Range Resources, which developed wells in Washington County, Pa., had 15 instances of inadequate or improper casing noted among 189 violations on record with the Pennsylvania Department of Environmental Protection since 2006.
Rex Energy, which residents in a Butler County neighborhood suspect contaminated their well water, had a casing violation in 2010.
Rex has denied its gas wells have had an impact on groundwater in the neighborhood, and the state DEP has also said there is no evidence drilling has impacted the water there.
Range Resources spokesman Matt Pitzarella said the well-casing violations haven’t impacted groundwater, and said that proves regulators are doing their jobs.
Critics of fracking also are alarmed that no one outside of the companies that make fracking fluid is allowed to know what chemicals are in the mix. The companies say their mixtures are proprietary. Companies can voluntarily disclose chemicals they use on a website called fracfocus.org.
Kern said 95 percent of the mixture is sand and water. It’s the other 5 percent, which could contain toxins, that worries critics.
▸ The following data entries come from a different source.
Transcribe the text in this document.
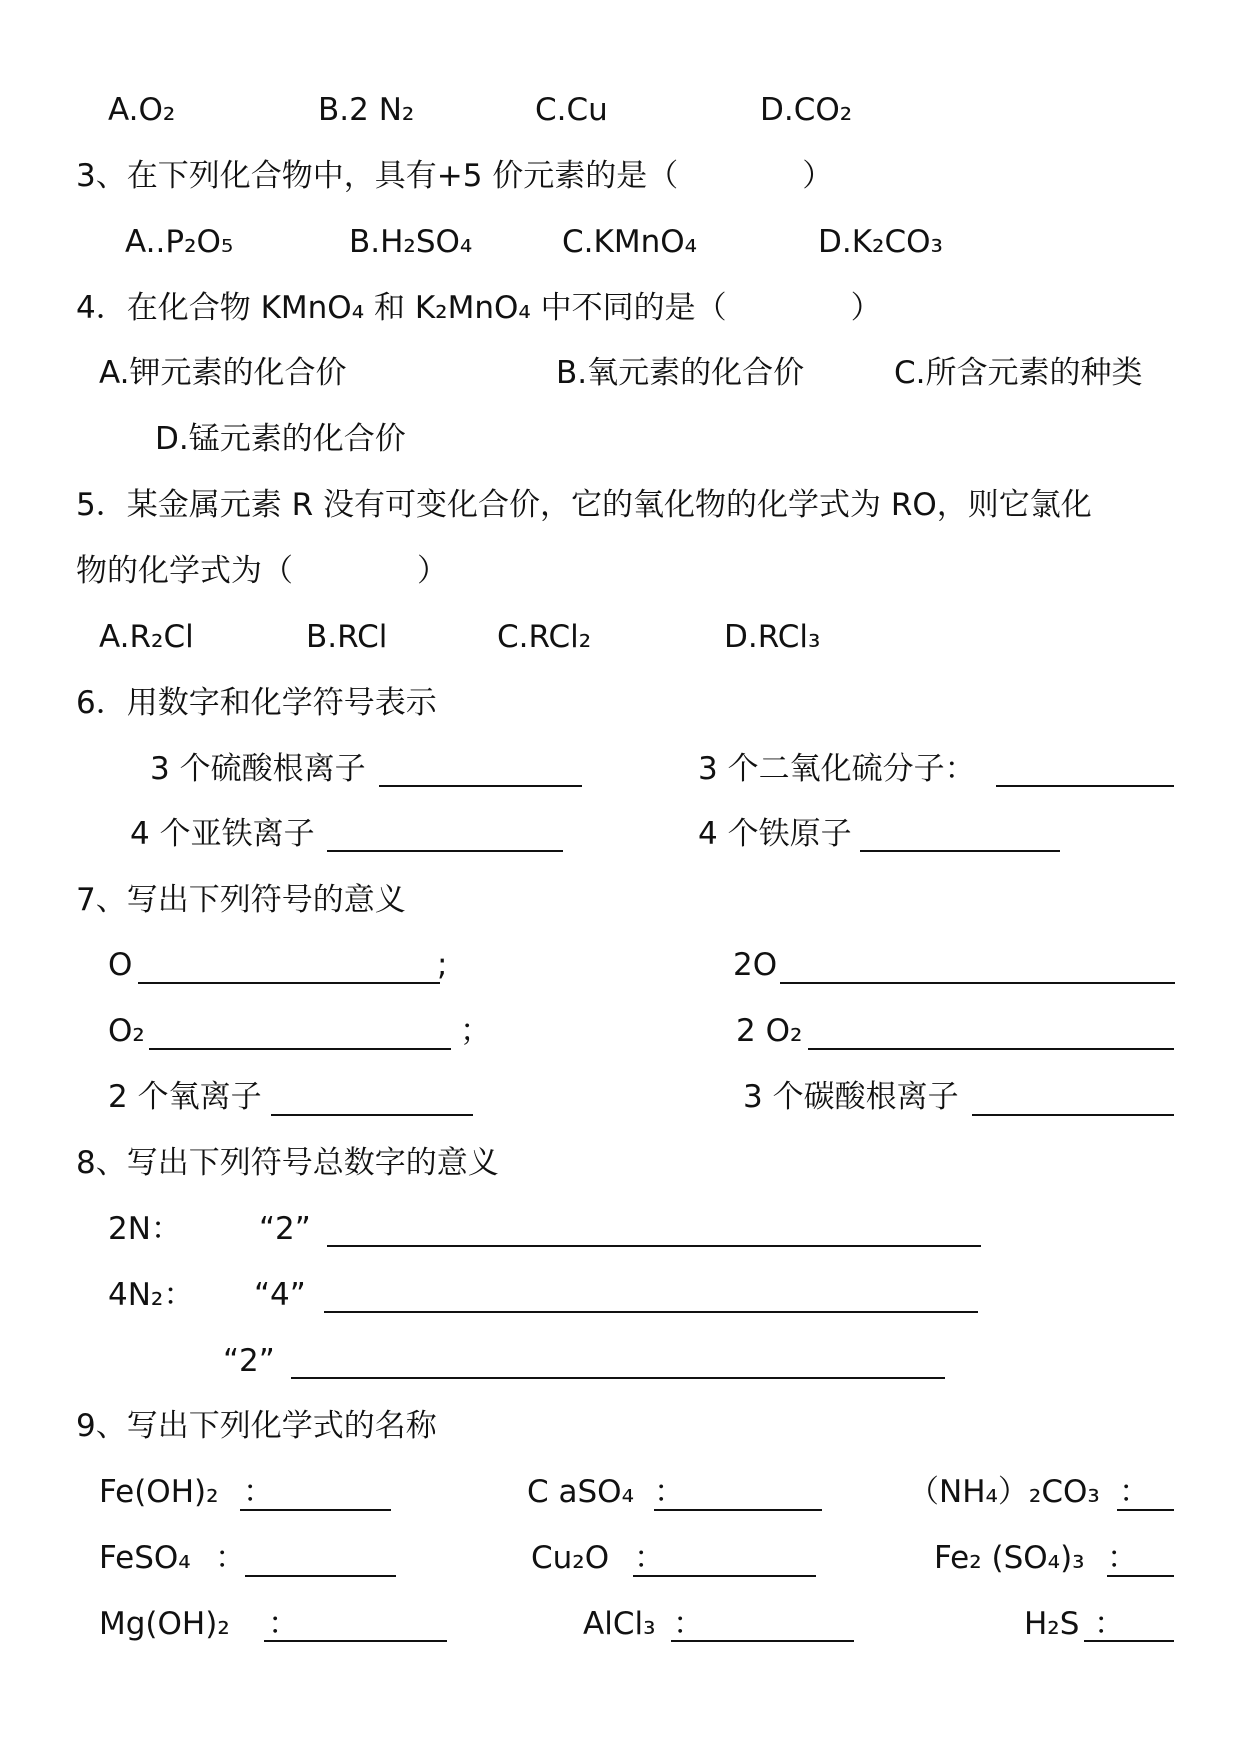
A.O₂	B.2 N₂	C.Cu	D.CO₂
3、在下列化合物中，具有+5 价元素的是（　　　　）
A..P₂O₅	B.H₂SO₄	C.KMnO₄	D.K₂CO₃
4．在化合物 KMnO₄ 和 K₂MnO₄ 中不同的是（　　　　）
A.钾元素的化合价	B.氧元素的化合价	C.所含元素的种类
D.锰元素的化合价
5．某金属元素 R 没有可变化合价，它的氧化物的化学式为 RO，则它氯化
物的化学式为（　　　　）
A.R₂Cl	B.RCl	C.RCl₂	D.RCl₃
6．用数字和化学符号表示
3 个硫酸根离子	3 个二氧化硫分子：
4 个亚铁离子	4 个铁原子
7、写出下列符号的意义
O	;	2O
O₂	；	2 O₂
2 个氧离子	3 个碳酸根离子
8、写出下列符号总数字的意义
2N： “2”
4N₂： “4”
“2”
9、写出下列化学式的名称
Fe(OH)₂ ：	C aSO₄ ：	（NH₄）₂CO₃ ：
FeSO₄ ：	Cu₂O ：	Fe₂ (SO₄)₃ ：
Mg(OH)₂ ：	AlCl₃ ：	H₂S ：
Kern said there will be more disclosure now in the industry, and state law requires disclosure of fracking chemicals to the DEP, emergency responders and health professionals who need the information in an emergency. Under the law, the companies’ fracking fluid recipes are still protected.
Pitzarella said Range does not use toxins in fracking, and he believes that the use of them is an older practice that is going by the wayside in the industry.
Kern told The Vindicator his company’s fluid contains none of the toxins benzene, a carcinogen that used to be used in paint thinners and spot removers; toluene, a benzene-derivative used in solvents; or xylene and glycol ethers, also used in solvents.
All of those chemicals, however, are listed as possible ingredients of frack fluid, along with many other chemicals, on the DEP’s website.
Besides a failed well’s being a conduit for fracking fluid, that fluid could also migrate upward through fissures and faults, Stoltz said.
Even without the presence of fracking chemicals, drilling can ruin well water, he said. He has investigated problems at homeowners’ wells in Butler County near the Rex Energy developments.
He said it’s very possible that natural contaminants in water, such as arsenic, were made worse there.
Drilling can redirect an aquifer, he said, and that can result in a loss of water. Kim McEvoy, one of the Butler County homeowners, says she only gets a few gallons of water at a time from her well.
Stoltz said that it is possible to remediate tainted well water.
“People would have to spend $10,000 for a water treatment system, and at whose cost?” he said.
Stolz said homeowners should get their well water tested before drilling begins in their neighborhoods. He said tests cost from $400 to $1,200, and people should use one of 72 testing companies approved by the DEP.